The ambience of The Mid-Somerset Festival combined with the joy of hearing other writer’s entries is a hugely pleasurable experience. It was the first time I have competed at a Literary Event. But to win my first award for a poem I had meticulously picked apart and reconstructed was unexpected.
Adjudicating was Dr Carrie Etter, critic and a poet with enormous talent. Her book Imagined Sons is shortlisted candidate for The Ted Hughes Award for New Work in Poetry.
Ms Etter is also the Senior Creative Writing Lecturer at Bathspa University.
Until this weekend I was convinced Poetry is not my forte. I admit to this because I am a former student of Carrie’s. No matter how hard I tried during my second year I could not deliver work that was aesthetically refined as the contemporary Poets our era.
So I stopped writing poetry and began deconstructing Poems published in the tabloids and by bona-fide publishing houses.
It is said that Poetry is a bird that takes flight when imagery is used and emotion is evoked in the reader. Seamus Heaney’s The Strand is an exceptional example of how an ultra-short poem echoes the speaker’s tone and how the image of a dotted line made by a walking stick stimulates empathy in the reader.
Similarly, Carrie Etter’s intensely self-reflexive poems employ powerful imagery and lack any sense of self-pity, which removes them from the cathartic outpourings of Adult Angst. Their effect on the reader is such that they do indeed become the feathers of the very birds aspiring poets try to grasp when writing their own poems.
Understanding who you are writing for, your primary audience, is a vital tool in turning a mediocre draft into a poem worthy of award. In my case it was the much respected Ms Etter. To be able to do this I took time to read from poets she admires—I did not know at the time of crafting my poem that Heaney is one of them.
When I had completed all aspects of my research it was clear that clarity of syntax and the ability to show a poem is composed of neat stanzas was another effective strand in producing a poem which would not make her gag.
I say this because that a high percentage of my early poems, chock full of ambiguous lines and grammatical errors, have the same effect on me. It is the reason why I have deleted most them from my blog.
If you think I am being overly critical, it is not a bad attitude to adopt when assessing poems you self-published when you were just beginning to flex your writing sinews. Let’s face it very few ugly ducklings become swans not matter how hard we try to fashion them into a reasonable facsimile.
Drafting and redrafting until you are sick of it assists self-improvement.
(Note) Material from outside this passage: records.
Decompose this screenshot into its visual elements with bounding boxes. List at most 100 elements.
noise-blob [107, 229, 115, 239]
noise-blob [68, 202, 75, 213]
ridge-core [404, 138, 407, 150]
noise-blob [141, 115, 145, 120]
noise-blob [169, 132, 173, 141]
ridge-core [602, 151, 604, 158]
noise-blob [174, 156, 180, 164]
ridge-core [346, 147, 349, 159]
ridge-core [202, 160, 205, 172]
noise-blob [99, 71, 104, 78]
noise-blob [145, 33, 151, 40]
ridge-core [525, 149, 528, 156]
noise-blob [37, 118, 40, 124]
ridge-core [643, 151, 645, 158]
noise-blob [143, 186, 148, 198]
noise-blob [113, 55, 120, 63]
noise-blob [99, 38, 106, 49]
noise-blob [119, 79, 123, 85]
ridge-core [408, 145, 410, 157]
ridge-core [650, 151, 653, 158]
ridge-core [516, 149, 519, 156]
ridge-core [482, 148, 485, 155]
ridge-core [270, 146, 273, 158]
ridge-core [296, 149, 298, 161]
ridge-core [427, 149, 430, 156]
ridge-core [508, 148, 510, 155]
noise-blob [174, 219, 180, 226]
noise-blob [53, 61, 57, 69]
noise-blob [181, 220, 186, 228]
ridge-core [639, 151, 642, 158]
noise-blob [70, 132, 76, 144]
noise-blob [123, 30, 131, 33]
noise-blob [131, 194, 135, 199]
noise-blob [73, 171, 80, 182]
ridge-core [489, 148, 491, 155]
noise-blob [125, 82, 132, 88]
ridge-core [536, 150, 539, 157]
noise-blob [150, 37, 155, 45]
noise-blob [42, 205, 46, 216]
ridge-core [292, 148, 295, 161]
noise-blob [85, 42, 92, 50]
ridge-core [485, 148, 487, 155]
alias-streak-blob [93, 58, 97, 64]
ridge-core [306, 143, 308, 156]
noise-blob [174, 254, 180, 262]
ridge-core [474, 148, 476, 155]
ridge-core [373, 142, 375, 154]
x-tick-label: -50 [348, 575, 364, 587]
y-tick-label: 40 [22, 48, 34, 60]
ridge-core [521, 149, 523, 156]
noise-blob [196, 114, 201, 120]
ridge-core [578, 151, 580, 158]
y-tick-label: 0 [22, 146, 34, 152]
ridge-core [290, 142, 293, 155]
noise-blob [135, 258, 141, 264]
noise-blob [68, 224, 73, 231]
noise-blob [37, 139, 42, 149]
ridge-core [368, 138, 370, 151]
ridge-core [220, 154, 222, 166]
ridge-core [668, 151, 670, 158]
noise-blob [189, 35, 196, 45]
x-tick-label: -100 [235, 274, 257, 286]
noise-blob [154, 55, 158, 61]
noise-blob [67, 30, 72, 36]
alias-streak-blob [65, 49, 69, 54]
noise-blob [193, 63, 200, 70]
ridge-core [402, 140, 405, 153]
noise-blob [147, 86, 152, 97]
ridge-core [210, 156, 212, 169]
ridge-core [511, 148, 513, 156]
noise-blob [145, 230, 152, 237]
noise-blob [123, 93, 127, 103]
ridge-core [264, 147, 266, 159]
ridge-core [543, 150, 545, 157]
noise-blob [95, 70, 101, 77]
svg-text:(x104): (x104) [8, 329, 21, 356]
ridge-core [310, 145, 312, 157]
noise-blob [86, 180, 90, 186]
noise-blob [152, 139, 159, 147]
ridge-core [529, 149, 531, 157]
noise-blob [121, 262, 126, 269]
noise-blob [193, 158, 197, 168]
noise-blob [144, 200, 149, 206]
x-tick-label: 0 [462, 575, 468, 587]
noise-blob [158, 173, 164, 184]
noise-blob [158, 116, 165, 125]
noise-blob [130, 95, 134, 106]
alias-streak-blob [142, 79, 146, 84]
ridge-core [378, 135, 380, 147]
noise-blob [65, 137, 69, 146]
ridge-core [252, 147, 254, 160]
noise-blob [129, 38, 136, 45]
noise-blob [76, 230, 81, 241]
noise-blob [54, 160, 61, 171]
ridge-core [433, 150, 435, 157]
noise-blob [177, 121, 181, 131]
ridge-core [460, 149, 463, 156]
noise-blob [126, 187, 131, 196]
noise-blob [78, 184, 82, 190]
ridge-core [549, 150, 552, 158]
It is just as important as your poem’s initial inception.
Writing a poem using rhyming couplets is fine if the brief calls for it. The problem here is that few contemporary poets, if any, now write like this. I also feel couplets inhibit the natural flow of language, thus producing a slightly synthesised sound. Yet if done skilfully, using similar sounding word, the poem becomes merit worthy.
For example, ‘…birds in flight at a line’s end could be rhymed with ‘orbiting the moon like satellites’.
Here you have transformed what might have been a mediocre couplet into a simile which in turn portrays an image. A word of warning though. It’s easy to use clichéd similes which do little to enrich a poem. It has the effect of making a poem seem hackneyed. If you employ a simile it needs to be original and credible.
A well opened poem also needs a resounding ending. This can be achieved by writing several versions of the last stanza and select the one that evokes the most emotion. Or perhaps use an end stopped line.
My poem underwent a similar rigorous process until I saw the fledgling feathers fall away. Is it a swan now? Well hardly.
Despite Ms Etter’s encouraging feedback that it ‘is a well evoked poem’ containing ‘delightfully precise imagery’, the ‘her’—the unidentifiable female presence, in last two stanzas caused confusion.
When I wrote last two stanzas, the use of her seemed to resonate like a duff note off the page. I felt sure my adjudicator, an experienced critic who advocates absolute clarity from her students, would comment about the use of ambiguity. I was right and it probably cost me marks.
As I have already stated, understanding who you are writing for, your primary audience, is a vital tool in turning a mediocre poem worthy of award. Pity I didn’t curb my enthusiastic belief in the other two pieces I submitted, my bag might have been rattling with silver when I left Bath that evening.
In the meantime, just to win is a surreal experience.